Multiple players are said to have declined to cooperate, not just Braun -- though not all 15, as at least one player is known to have answered the questions of MLB investigators. About 15 players have been linked to Biogenesis, the now-defunct Miami “wellness" clinic at the heart of the investigation, which was begun in spring.
As far as his rehab from his second extensive hip operation is concerned, Rodriguez is said to be experiencing "regular soreness" and although he is not in pain, even people close to him say he is "definitely not ready" for the big leagues with only 10 days to go in the rehab process. Meanwhile, Rodriguez, who turns 38 later this month, speaks hopefully about his return to the field, suggesting to friends he'd expect to move up from Class A Tampa to Double-A Trenton sometime next week with an eye on July 22, which is the day after his allotted 20-day rehab expires. If he isn't ready for that game, that would be a major setback, as he can't simply re-start rehab but must wait five more days to re-start rehab.
It's fair to say nothing is a given in a comeback filled with false optimism, fits, starts and the usual drama surrounding A-Rod. It has also included a low batting average (he is 2 for 15 thus far), and it's no surprise a lot of skepticism remains that Rodriguez will be ready to play July 22.
"I don't think anybody thinks he'll be back then. Yankees people don't think he's up to it physically," one source said.
At the very least, this hasn't been a smooth recovery.

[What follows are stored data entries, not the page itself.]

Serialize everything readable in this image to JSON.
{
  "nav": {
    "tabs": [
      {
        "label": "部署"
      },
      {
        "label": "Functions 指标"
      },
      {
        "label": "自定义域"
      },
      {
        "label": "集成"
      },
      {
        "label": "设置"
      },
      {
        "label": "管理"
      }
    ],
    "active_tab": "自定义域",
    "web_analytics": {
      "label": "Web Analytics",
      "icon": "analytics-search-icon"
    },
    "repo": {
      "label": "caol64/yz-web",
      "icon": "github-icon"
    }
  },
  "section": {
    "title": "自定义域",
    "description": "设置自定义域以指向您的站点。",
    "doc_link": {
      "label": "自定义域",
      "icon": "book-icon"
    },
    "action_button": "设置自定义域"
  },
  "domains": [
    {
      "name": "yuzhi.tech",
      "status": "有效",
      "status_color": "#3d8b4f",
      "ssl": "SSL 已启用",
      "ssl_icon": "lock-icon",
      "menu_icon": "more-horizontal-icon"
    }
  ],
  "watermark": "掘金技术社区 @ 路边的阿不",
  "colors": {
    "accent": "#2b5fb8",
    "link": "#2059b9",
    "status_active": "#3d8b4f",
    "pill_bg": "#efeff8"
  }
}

"He had his best day yesterday. But I haven't had a conversation with him. ... You can't predict," general manager Brian Cashman said by phone.
It wasn't too long ago that Rodriguez was considered a week ahead of Derek Jeter in their efforts to return to the Yankees, but Jeter, the Yankees legend, obviously flew past the slow-recovering Rodriguez and made his return to the Bronx on Thursday afternoon against the Royals. While Jeter's rehab went uneventfully, A-Rod's has predictably taken on a soap-operatic feel, between the PED investigation, his over-exuberant tweet declaring himself ready for minor-league games and Cashman's initial reaction that A-Rod should "shut the f--- up.''
A-Rod and the Yankees higher-ups had a clear-the-air session over the phone following Cashman's strong retort, but the player once viewed as a threat to set the all-time home run record is said to have an extremely limited relationship with some sectors of the front office. He hasn't been seen around the team much (i.e. he was in New York when the team was in Tampa, and vice versa), which is said to give Rodriguez the impressions he isn't especially wanted -- at least at times when he is unable to help them on the field.

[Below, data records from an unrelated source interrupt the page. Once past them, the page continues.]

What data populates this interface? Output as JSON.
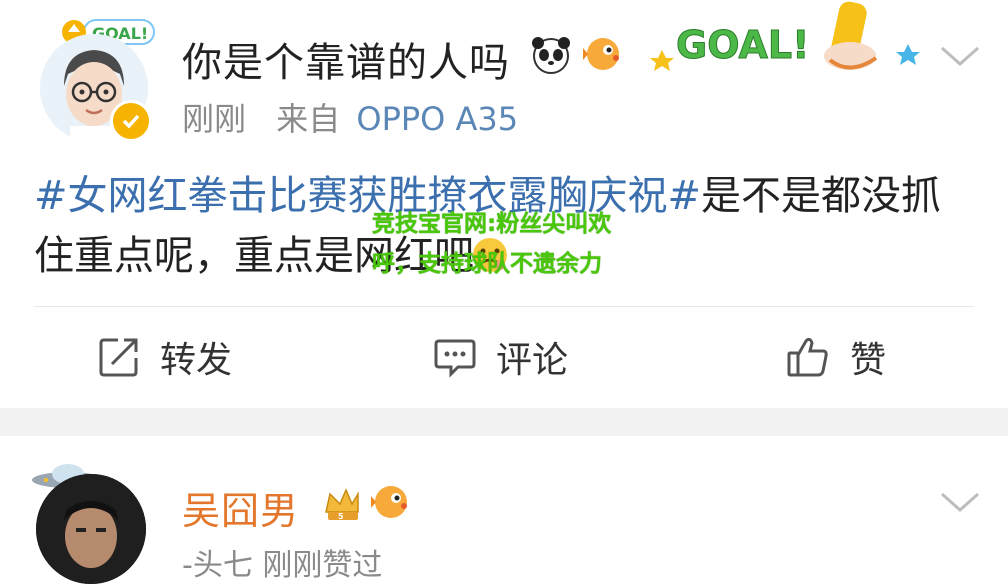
{
  "post": {
    "author_name": "你是个靠谱的人吗",
    "time": "刚刚",
    "source_prefix": "来自",
    "device": "OPPO A35",
    "goal_text": "GOAL!",
    "hashtag": "#女网红拳击比赛获胜撩衣露胸庆祝#",
    "body_text": "是不是都没抓住重点呢，重点是网红吧",
    "overlay_text": "竞技宝官网:粉丝尖叫欢呼，支持球队不遗余力"
  },
  "actions": {
    "repost_label": "转发",
    "comment_label": "评论",
    "like_label": "赞"
  },
  "comment": {
    "author_name": "吴囧男",
    "meta_text": "-头七 刚刚赞过"
  },
  "colors": {
    "hashtag": "#3b6fae",
    "comment_name": "#e3772b",
    "overlay_green": "#49c80a",
    "meta_gray": "#8a8a8a"
  }
}
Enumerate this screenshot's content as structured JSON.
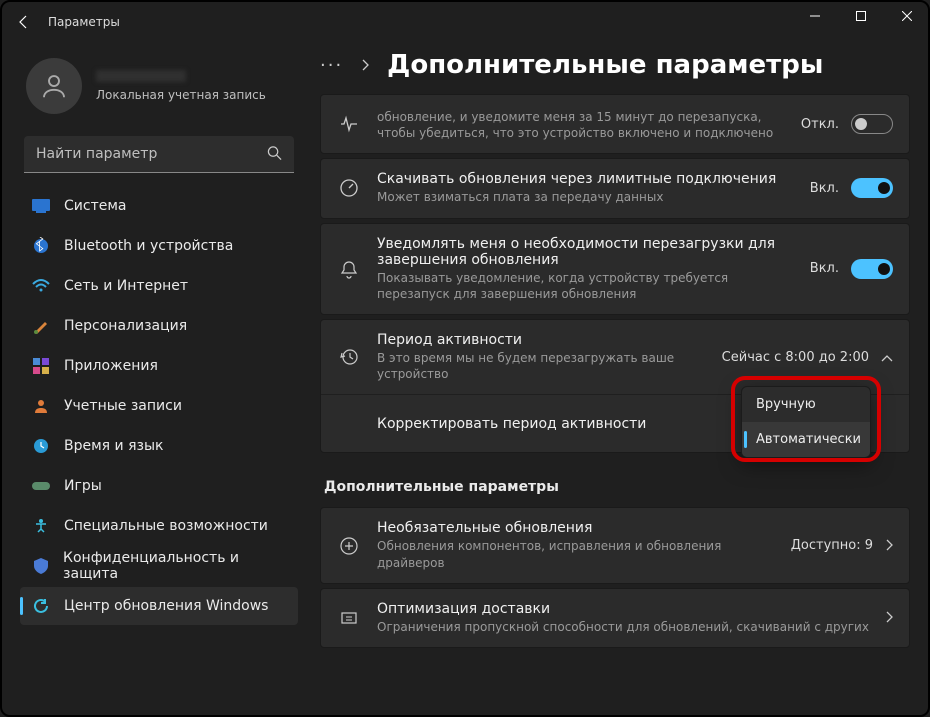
{
  "window": {
    "title": "Параметры"
  },
  "profile": {
    "subtitle": "Локальная учетная запись"
  },
  "search": {
    "placeholder": "Найти параметр"
  },
  "nav": [
    {
      "label": "Система"
    },
    {
      "label": "Bluetooth и устройства"
    },
    {
      "label": "Сеть и Интернет"
    },
    {
      "label": "Персонализация"
    },
    {
      "label": "Приложения"
    },
    {
      "label": "Учетные записи"
    },
    {
      "label": "Время и язык"
    },
    {
      "label": "Игры"
    },
    {
      "label": "Специальные возможности"
    },
    {
      "label": "Конфиденциальность и защита"
    },
    {
      "label": "Центр обновления Windows"
    }
  ],
  "breadcrumb": {
    "dots": "···",
    "title": "Дополнительные параметры"
  },
  "rows": {
    "restart": {
      "desc": "обновление, и уведомите меня за 15 минут до перезапуска, чтобы убедиться, что это устройство включено и подключено",
      "state": "Откл."
    },
    "metered": {
      "title": "Скачивать обновления через лимитные подключения",
      "desc": "Может взиматься плата за передачу данных",
      "state": "Вкл."
    },
    "notify": {
      "title": "Уведомлять меня о необходимости перезагрузки для завершения обновления",
      "desc": "Показывать уведомление, когда устройству требуется перезапуск для завершения обновления",
      "state": "Вкл."
    },
    "active": {
      "title": "Период активности",
      "desc": "В это время мы не будем перезагружать ваше устройство",
      "value": "Сейчас с 8:00 до 2:00"
    },
    "adjust": {
      "title": "Корректировать период активности"
    }
  },
  "dropdown": {
    "option_manual": "Вручную",
    "option_auto": "Автоматически"
  },
  "section": {
    "more": "Дополнительные параметры"
  },
  "optional": {
    "title": "Необязательные обновления",
    "desc": "Обновления компонентов, исправления и обновления драйверов",
    "value": "Доступно: 9"
  },
  "delivery": {
    "title": "Оптимизация доставки",
    "desc": "Ограничения пропускной способности для обновлений, скачиваний с других"
  }
}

The once fanciful conspiracy theory whereby Rodriguez is hoping to be proven physically unable to perform before MLB can suspend to ensure he collects his salary (he has about $100 million to go, give or take a few pennies) has even been advanced in one tabloid. Of course, that scenario doesn't really make sense since MLB can make rulings on injured players, and there's no reason to believe insurance companies would consent to paying premiums on players ruled to have violated PED policies by MLB, at least not for the time of their penalty/suspension.
In any case, it's no shocker that A-Rod's rehab/recovery has spawned some wild theories. His whole existence has turned into one big melodrama.